The research team had previously described the structure of SARS-CoV-2’s spike protein. With their recent efforts, they aimed to create a more stable spike protein that would be more resistant to heat stress and easier to transport.

After looking at 100 modified versions of the SARS-CoV-2 spike protein, the scientists were able to pinpoint the 26 most stable ones.

Finally, they combined four of the top 26 modifications to obtain the final protein version, which they have dubbed “HexaPro.”

HexaPro, the team says, could eventually help bring coronavirus vaccines to more people, faster.

“Depending on the type of vaccine, this improved version of the protein could reduce the size of each dose or speed up vaccine production. Either way, it could mean more patients have access to vaccines faster.”

– Senior author Prof.
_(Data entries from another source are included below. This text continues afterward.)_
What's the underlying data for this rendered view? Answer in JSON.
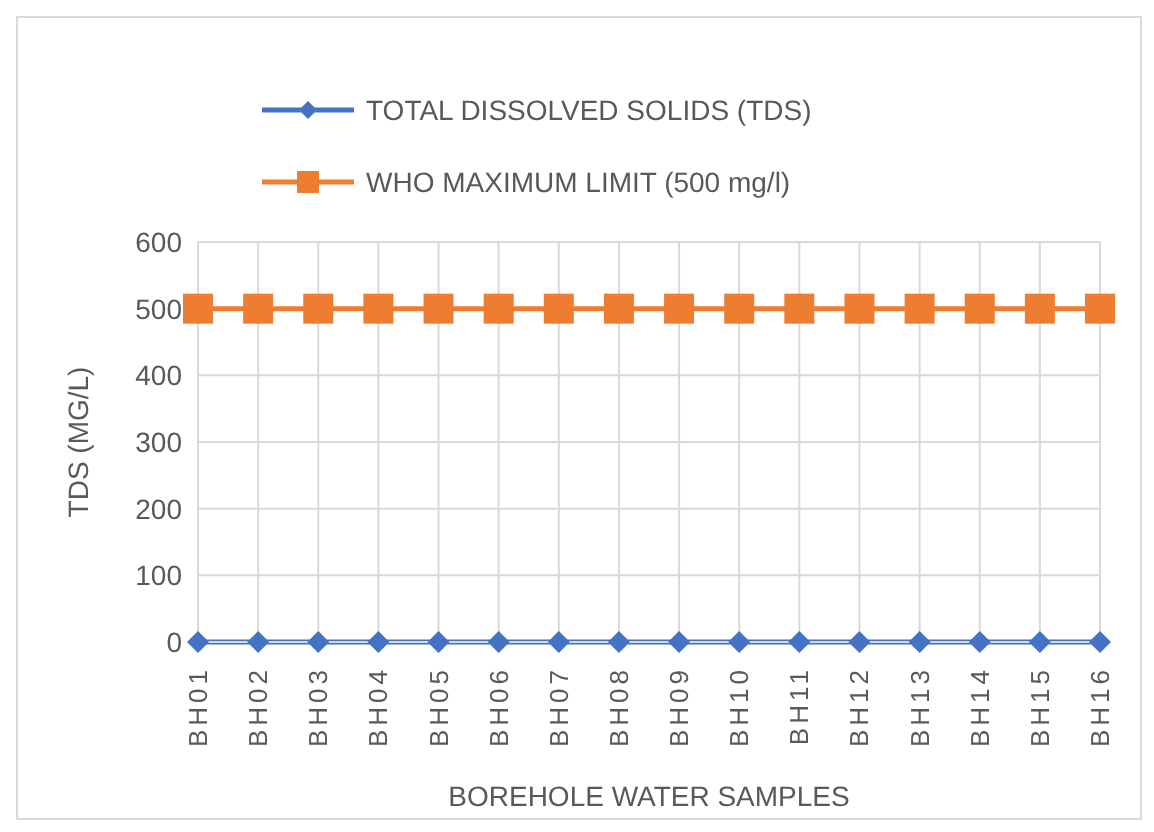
{
  "chart_data": {
    "type": "line",
    "xlabel": "BOREHOLE WATER SAMPLES",
    "ylabel": "TDS (MG/L)",
    "categories": [
      "BH01",
      "BH02",
      "BH03",
      "BH04",
      "BH05",
      "BH06",
      "BH07",
      "BH08",
      "BH09",
      "BH10",
      "BH11",
      "BH12",
      "BH13",
      "BH14",
      "BH15",
      "BH16"
    ],
    "series": [
      {
        "name": "TOTAL DISSOLVED SOLIDS (TDS)",
        "color": "#4472c4",
        "marker": "diamond",
        "values": [
          0,
          0,
          0,
          0,
          0,
          0,
          0,
          0,
          0,
          0,
          0,
          0,
          0,
          0,
          0,
          0
        ]
      },
      {
        "name": "WHO MAXIMUM LIMIT (500 mg/l)",
        "color": "#ed7d31",
        "marker": "square",
        "values": [
          500,
          500,
          500,
          500,
          500,
          500,
          500,
          500,
          500,
          500,
          500,
          500,
          500,
          500,
          500,
          500
        ]
      }
    ],
    "ylim": [
      0,
      600
    ],
    "yticks": [
      0,
      100,
      200,
      300,
      400,
      500,
      600
    ],
    "grid": true,
    "legend": "top"
  }
}
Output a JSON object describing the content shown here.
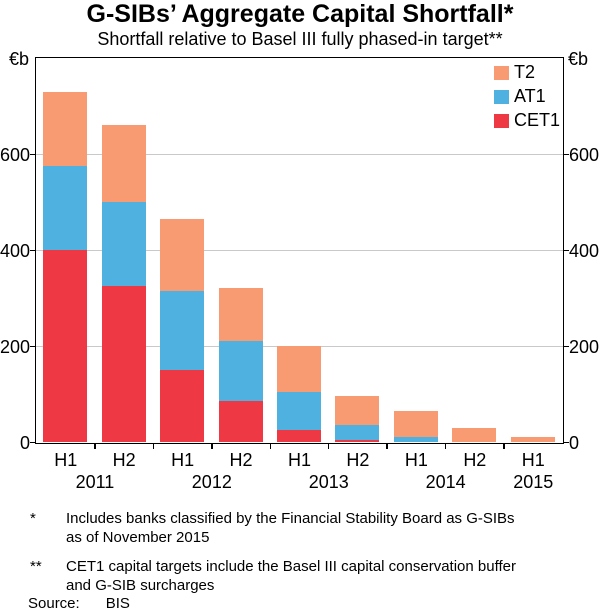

Jason McLellan

The researchers have now granted a nonexclusive license to manufacture and resell HexaPro to the biotechnology company Sino Biological, and they have also filed a United States patent application for the product.

Other researchers are looking at different experimental vaccines and their potential to keep SARS-CoV-2 at bay.

Last week, investigators from the Beth Israel Deaconess Medical Center, in Boston, MA, working in collaboration with the Johnson & Johnson corporation, reported some preliminary successes with their vaccine candidate.

In a study paper published in Nature, they explain that their vaccine candidate is based on an adenovirus — a common cold virus — carrying the SARS-CoV-2 spike protein.

The team worked with 52 rhesus macaque monkeys. They immunized 32 of the macaques with single shots of various versions of their experimental vaccine, and they injected the rest with a placebo.

Only six of the macaques received a shot of the vaccine version that the researchers believed to be optimal. After 6 weeks, the scientists exposed all of the monkeys to SARS-CoV-2, to see whether the vaccines had any effect.

Of the six that had received a shot of the vaccine believed to be optimal, none presented SARS-CoV-2 in their lungs, and only one had traces of the virus in its nose, suggesting that the vaccine had repelled the virus.

“A single-shot immunization has practical and logistical advantages over a two-shot regimen for global deployment and pandemic control, but a two-shot vaccine will likely be more immunogenic, and thus, both regimens are being evaluated in clinical trials,” notes study co-author Dr. Dan Barouch.

At present, the researchers have started clinical trials in humans to further test their vaccine.

“We look forward to the results of the clinical trials that will determine the safety and immunogenicity and, ultimately, the efficacy of the [experimental] vaccine in humans,” adds Dr. Barouch.